Other people say that the pool wall could collapse if you backfill. Others say that the wall will not collapse, but will rust. My question to you is, since I basically have a huge hole in my yard and can't really go back and install it differently, what are my options of backfilling? Or should I not back fill and just basically have a two foot gap of space around my entire pool. I could send photos of this mess if you think it could help.

Thanks, Jonathan

Hi Jonathan.

I would take a cheap steel wall above ground pool over a soft sided pool any day. It just means you will be considering upgrades on your filter, ladder and liner. But that can all be done over time, you have everything you need to get started. You would be amazed at what you can find in the way of pool equipment on Craigs List, for next to nothing.

The only other thing about your pool is that it will rust faster than some of the more expensive models. I would buy a couple of gallons of roofing tar and paint the outside of the wall before you backfill around it.

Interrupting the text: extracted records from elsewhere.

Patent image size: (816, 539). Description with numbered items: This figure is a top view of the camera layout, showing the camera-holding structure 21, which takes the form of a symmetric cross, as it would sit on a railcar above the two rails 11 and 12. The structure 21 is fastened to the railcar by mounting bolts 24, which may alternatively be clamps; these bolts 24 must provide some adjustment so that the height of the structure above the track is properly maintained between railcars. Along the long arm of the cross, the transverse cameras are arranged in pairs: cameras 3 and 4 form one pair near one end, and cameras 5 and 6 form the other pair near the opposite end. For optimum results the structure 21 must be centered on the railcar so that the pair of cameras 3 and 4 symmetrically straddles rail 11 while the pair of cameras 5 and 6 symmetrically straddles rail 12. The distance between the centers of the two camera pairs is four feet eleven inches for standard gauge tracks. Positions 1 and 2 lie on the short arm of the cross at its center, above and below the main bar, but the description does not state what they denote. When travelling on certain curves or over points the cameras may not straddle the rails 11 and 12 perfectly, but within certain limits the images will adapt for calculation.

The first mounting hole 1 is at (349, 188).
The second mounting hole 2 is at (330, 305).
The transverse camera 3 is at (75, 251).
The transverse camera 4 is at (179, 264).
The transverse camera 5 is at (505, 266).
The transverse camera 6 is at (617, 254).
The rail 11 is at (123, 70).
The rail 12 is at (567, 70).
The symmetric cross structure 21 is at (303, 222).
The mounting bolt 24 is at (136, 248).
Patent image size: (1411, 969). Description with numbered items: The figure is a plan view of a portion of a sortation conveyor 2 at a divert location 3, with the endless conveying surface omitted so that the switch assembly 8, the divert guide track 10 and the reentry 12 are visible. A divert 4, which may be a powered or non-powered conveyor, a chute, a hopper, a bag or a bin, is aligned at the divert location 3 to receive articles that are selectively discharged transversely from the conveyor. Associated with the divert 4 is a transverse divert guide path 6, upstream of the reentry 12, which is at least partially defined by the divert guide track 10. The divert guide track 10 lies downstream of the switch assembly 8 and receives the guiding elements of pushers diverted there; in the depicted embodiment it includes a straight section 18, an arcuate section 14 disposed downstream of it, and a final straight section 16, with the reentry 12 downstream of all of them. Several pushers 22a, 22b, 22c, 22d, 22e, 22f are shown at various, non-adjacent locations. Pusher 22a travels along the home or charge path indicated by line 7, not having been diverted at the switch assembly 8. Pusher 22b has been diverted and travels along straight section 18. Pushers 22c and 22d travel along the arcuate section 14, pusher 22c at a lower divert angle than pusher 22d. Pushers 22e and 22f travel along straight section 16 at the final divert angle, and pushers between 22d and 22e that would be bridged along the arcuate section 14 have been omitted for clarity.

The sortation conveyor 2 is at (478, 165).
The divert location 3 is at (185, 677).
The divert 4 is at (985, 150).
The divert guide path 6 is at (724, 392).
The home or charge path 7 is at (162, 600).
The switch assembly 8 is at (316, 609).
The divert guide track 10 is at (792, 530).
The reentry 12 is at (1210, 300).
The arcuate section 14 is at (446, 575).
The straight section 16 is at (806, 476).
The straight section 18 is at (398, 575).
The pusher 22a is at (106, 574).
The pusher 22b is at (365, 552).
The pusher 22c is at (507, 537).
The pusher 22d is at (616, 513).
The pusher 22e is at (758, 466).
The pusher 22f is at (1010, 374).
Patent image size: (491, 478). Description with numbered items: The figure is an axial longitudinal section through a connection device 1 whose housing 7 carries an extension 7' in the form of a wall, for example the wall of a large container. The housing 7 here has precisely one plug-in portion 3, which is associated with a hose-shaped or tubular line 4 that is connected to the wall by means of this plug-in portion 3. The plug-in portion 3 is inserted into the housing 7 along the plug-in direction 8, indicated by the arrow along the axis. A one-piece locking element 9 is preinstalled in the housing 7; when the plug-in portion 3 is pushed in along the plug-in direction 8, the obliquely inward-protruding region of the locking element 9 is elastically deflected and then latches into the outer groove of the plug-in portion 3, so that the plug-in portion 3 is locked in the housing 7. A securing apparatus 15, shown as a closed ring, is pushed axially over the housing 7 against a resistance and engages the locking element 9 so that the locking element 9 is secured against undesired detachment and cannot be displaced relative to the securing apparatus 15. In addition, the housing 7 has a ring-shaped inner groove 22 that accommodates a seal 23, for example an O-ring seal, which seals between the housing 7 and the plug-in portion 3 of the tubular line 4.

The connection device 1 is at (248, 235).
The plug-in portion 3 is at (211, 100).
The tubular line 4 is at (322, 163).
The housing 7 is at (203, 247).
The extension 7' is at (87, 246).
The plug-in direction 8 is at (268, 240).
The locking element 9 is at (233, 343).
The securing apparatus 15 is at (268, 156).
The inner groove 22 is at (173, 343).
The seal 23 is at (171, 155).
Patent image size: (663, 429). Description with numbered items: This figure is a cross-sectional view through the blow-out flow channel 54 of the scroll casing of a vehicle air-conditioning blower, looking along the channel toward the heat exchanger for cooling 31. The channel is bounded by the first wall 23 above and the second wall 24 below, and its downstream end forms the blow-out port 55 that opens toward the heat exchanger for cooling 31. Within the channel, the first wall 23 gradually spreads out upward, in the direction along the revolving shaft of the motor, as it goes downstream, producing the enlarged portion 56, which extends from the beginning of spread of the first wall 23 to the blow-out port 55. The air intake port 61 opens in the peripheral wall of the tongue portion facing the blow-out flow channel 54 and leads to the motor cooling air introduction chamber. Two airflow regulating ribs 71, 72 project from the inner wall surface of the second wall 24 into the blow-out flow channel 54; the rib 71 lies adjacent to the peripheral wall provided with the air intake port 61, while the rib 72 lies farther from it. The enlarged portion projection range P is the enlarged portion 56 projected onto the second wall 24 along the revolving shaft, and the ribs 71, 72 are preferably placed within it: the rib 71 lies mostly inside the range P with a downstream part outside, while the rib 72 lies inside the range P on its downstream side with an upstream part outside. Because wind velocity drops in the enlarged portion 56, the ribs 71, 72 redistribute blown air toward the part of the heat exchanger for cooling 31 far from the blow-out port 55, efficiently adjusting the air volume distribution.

Never use sand to backfill with, it would take lots of concrete mixed in before it would ever set up solid. A proper slurry

mixture uses an insulation material like Vermiculite, concrete and water. This works fine but is very expensive. I would use dirt with just a couple of precautions. Tar the pool and keep the water level above the level of the dirt. I would also get the pool full and watch it closely for a week or so. Make sure the liner is not leaking and that you are able to clean it without putting holes in it, meaning keep the vacuum away from the cove area of the pool. It will take the dirt about a year to set up around the pool before it is safe to drain it, so be sure everything is the way it should be before you backfill.

Be sure to leave yourself plenty of room to work around the outside of your pool as you are constructing it. There is nothing worse than trying to put a 24' pool in a 24' hole. I require all my customers to allow me three feet around the pool if they choose to do any digging.

I have put several hundred pools in the ground with very few problems. The problems I have seen have been from people sinking the pool to deep and having dirt above the water level, or draining the pool and letting it sit empty. Once the ground is set draining for a liner change is no problem. Drain, change and re-fill. It's when the pool sits empty, and a good rain comes along, that the dirt will give in and the pool will collapse. I have had the pleasure of digging out pools after this has happened. A couple of days later the hole is re-dug, the pool wall hammered out flat again, and everything re-installed back to the way it ways. It's a very expensive process.

The liner that comes with you pool is not the best but it should easily last four years or more. This gives the dirt around the outside of the pool plenty of time to set up firm. When you remove the liner closely examine the pool walls, sand and paint any rusted areas. With proper care you could easily get fifteen years or more use out of the pool. Since you know it's going to rust, stay one step ahead of it and don't let it happen.

The dirt around your pool, in my opinion, makes the pool stronger. I would go ahead with your plans and I would love to see photos as you progress.